Wednesday, May 24, 2017

A Book From the Past



                It was my Aunt Lorene that caused me to read one of the biggest books of all time.  Aunt Lorene was the reader of the family. My parents did not read books and I don’t know of any of my other aunts or uncles that were readers.  The bookmobile from the county library was the source of my Aunt Lorene’s reading materials as she lived in what we called the country, away from a town.  It came every two weeks and she stocked up a stack of novels that kept her occupied until the bookmobile came around again.  She was the one who insisted that I read Gone With the Wind.  I was only in the ninth grade at that time and I was, as they say today, blown away by the book. 

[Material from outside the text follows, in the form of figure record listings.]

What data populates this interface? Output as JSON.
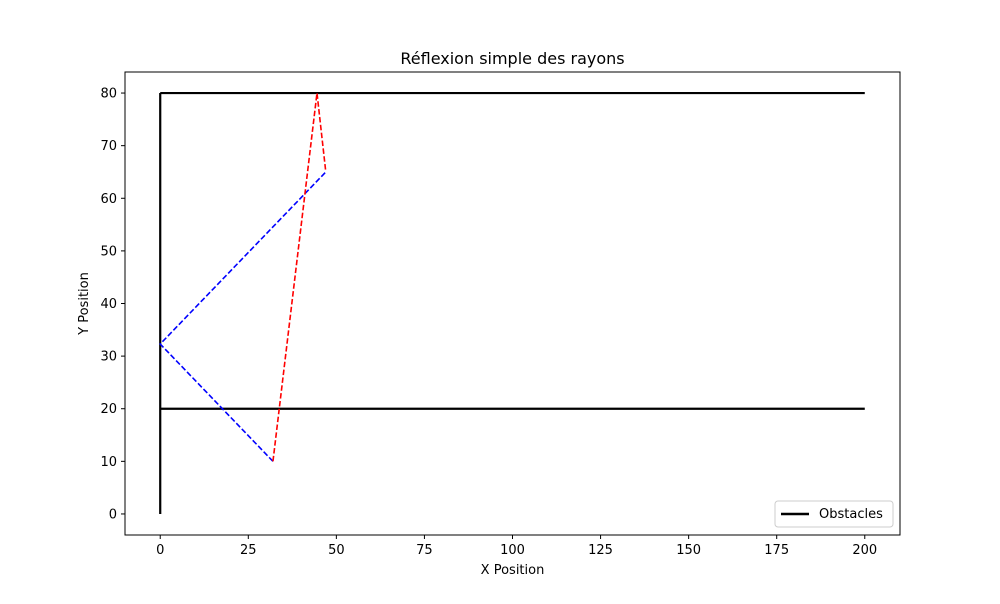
{
  "chart_data": {
    "type": "line",
    "title": "Réflexion simple des rayons",
    "xlabel": "X Position",
    "ylabel": "Y Position",
    "xlim": [
      -10,
      210
    ],
    "ylim": [
      -4,
      84
    ],
    "xticks": [
      0,
      25,
      50,
      75,
      100,
      125,
      150,
      175,
      200
    ],
    "yticks": [
      0,
      10,
      20,
      30,
      40,
      50,
      60,
      70,
      80
    ],
    "grid": false,
    "legend": {
      "placement": "lower-right",
      "entries": [
        {
          "label": "Obstacles",
          "color": "#000000",
          "style": "solid"
        }
      ]
    },
    "series": [
      {
        "name": "Obstacles",
        "color": "#000000",
        "style": "solid",
        "segments": [
          [
            [
              0,
              0
            ],
            [
              0,
              80
            ]
          ],
          [
            [
              0,
              80
            ],
            [
              200,
              80
            ]
          ],
          [
            [
              0,
              20
            ],
            [
              200,
              20
            ]
          ]
        ]
      },
      {
        "color": "#0000ff",
        "style": "dashed",
        "points": [
          [
            32,
            10
          ],
          [
            0,
            32.3
          ],
          [
            47,
            65
          ]
        ]
      },
      {
        "color": "#ff0000",
        "style": "dashed",
        "points": [
          [
            32,
            10
          ],
          [
            44.5,
            80
          ],
          [
            47,
            65
          ]
        ]
      }
    ]
  }
}
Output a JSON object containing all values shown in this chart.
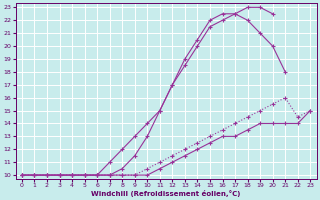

                Gone With the Wind tweaked my interest in the old south and I yearned to read more novels set in that period.  Somehow, I stumbled upon a book called Fair Oaks, published in 1957 and written by Frank Yerby. Now in my golden years, that book somehow again came to mind.  A quick search on Amazon revealed that this 1950ish book was available as a used book from some obscure bookstore for only one cent, with the obligatory $3.99 shipping charge.  So after more than 55 years, I obtained a rather beaten, coffee stained, book- coverless copy of Fair Oaks.  I enjoyed reading this novel again as I had completely forgotten its plot about a young southern American lad who worked as a slave trader in Africa and later became the master of a majestic plantation in Mississippi called Fair Oaks.  I had forgotten how the novel had portrayed the ruthless and horrible conditions on the slave ships that traversed the Atlantic in the early and mid 1800s.  It was a pleasure to read this very adult novel without all the rough language and detailed romantic episodes that are so prevalent in today’s modern novels, although the N-word was used heavily throughout the book.  I must say that as a novice book reviewer, this book published in 1957 is a definite “good read”.

                Frank Yerby, the author of this book wrote several novels in the late 1940s and 1950s set in the old South.  He even continued to produce several novels up until his last novel in 1985.  Three of his novels were adapted into movies, The Foxes of Harrow (1947), The Golden Hawk (1952), and The Saracen Blade (1954). Oh yes, one interesting fact about this prolific author who wrote so elegantly and  insightful about the life of slaves in the old south  and something I didn’t know  until I reread Fair Oaks in 2017.  Frank Yerby was a celebrated African-American writer.